Quando você está propenso a levar sustos, você começa a enxergar formas e vultos onde geralmente não há nada além de sombras.
Eu havia começado a trabalhar num grande projeto para um novo jogo, então era sempre o último a sair do escritório e precisava deixar o computador ligado a noite toda por causa dos arquivos pesados que eu precisava baixar e converter. Eram 3 da manhã quando terminei o primeiro longo dia de trabalho, larguei o computador ligado e apaguei as luzes. Olhei ao redor para ver se estava tudo em ordem e o susto que tomei me fez acender as luzes de novo num salto. A luz da tela do computador refletia numa estante com várias pastas, livros e CDs. Essa minha propensão a me assustar por causa da solidão, do horário, do silêncio e da escuridão fez com que eu, na minha cabeça, ajustasse as sombras das coisas na estante e o reflexo da luz no formato de um ser humano distorcido e ameaçador, com olhos brilhantes e de tamanhos desiguais.
Com as luzes acesas, aproximei-me da estante e ri de mim mesmo, concluindo todos os objetos que haviam formado a assustadora sombra. Ainda assim, senti medo ao apagar as luzes, tanto que deixei o local olhando fixamente para os pés.
Depois de um tempo acabei me acostumando com a assustadora companhia imaginária.

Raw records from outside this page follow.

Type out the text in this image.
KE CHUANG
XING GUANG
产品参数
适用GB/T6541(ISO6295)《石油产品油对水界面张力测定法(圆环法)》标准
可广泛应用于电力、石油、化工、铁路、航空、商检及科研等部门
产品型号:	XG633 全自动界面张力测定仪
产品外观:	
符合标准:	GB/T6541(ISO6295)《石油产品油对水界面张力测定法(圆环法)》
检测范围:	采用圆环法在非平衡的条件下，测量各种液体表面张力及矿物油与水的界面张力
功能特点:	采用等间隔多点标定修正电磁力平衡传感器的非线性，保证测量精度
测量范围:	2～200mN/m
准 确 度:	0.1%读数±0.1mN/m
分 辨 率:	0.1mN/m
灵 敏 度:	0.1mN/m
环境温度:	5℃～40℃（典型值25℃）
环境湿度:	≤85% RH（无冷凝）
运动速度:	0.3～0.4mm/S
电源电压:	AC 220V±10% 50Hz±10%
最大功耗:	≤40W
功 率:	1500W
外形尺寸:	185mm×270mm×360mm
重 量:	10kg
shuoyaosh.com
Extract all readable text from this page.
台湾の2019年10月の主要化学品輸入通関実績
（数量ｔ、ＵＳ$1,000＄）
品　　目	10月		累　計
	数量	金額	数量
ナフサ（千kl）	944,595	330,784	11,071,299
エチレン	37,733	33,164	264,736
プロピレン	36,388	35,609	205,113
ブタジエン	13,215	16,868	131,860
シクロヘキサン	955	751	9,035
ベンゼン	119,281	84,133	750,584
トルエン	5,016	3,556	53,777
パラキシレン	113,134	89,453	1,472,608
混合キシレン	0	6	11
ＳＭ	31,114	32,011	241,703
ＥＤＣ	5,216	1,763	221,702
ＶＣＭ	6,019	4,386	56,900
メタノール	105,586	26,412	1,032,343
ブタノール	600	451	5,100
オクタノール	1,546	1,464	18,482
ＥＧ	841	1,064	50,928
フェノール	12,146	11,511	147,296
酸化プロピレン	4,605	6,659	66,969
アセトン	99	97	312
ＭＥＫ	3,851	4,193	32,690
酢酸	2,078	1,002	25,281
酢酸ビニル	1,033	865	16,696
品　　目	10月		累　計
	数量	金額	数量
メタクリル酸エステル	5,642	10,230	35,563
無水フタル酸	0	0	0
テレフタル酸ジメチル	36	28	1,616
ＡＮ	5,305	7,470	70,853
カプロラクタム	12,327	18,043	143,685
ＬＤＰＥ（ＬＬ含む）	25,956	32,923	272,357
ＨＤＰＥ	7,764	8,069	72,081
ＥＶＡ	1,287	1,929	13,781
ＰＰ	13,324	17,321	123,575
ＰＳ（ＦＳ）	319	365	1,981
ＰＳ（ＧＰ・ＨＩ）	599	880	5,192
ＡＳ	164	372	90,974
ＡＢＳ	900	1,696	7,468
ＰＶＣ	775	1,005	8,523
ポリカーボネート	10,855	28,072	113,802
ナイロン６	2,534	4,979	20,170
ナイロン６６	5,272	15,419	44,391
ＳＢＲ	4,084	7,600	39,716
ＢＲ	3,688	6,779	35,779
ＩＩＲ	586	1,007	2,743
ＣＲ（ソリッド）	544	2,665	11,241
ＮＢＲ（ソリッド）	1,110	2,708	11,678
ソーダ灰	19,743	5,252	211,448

Continuava sem coragem de fitar as sombras formadas por muito tempo. Quanto mais eu olhava, mas nítida a imagem na minha cabeça ficava. Decidi que era uma mulher por causa da finura do corpo, uma mulher muito magra. As sombras onde deveriam ficar seus braços e pernas eram desiguais, de forma que ela parecia estar de pé, mas inteiramente quebrada, toda retorcida e com a cabeça pendida pro lado. O reflexo das luzes nos livros davam a forma do seu cabelo longo e desgrenhado. A luz da tela nas capas dos CDs ao lado formavam seus dois olhos estranhos e brilhantes.
Diverti-me com minha própria imaginação fértil e, depois de um tempo, acabei até fazendo um esboço da criatura que eu tinha imaginado, quem sabe para colocar num novo jogo assustador. Devo admitir, a criatura era medonha e eu fiquei aliviado por ser apenas fruto da minha imaginação.
Depois de três meses sorri aliviado e vitorioso depois de ter terminado o projeto e transferido tudo pra um pen drive. Missão cumprida, eu e o computador finalmente teríamos um descanso. Desliguei-o pela primeira vez desde que comecei a trabalhar naquilo, peguei minhas chaves e apaguei as luzes. Sem mais vultos para temer, olhei ao redor para ver se tudo estava em ordem.
Na frente da estante, ao lado do computador desligado, dois olhos brilhantes e de tamanhos desiguais piscaram para mim e eu pude ouvir o som de ossos quebrados estralando enquanto o vulto que me observara por três meses se movia na minha direção.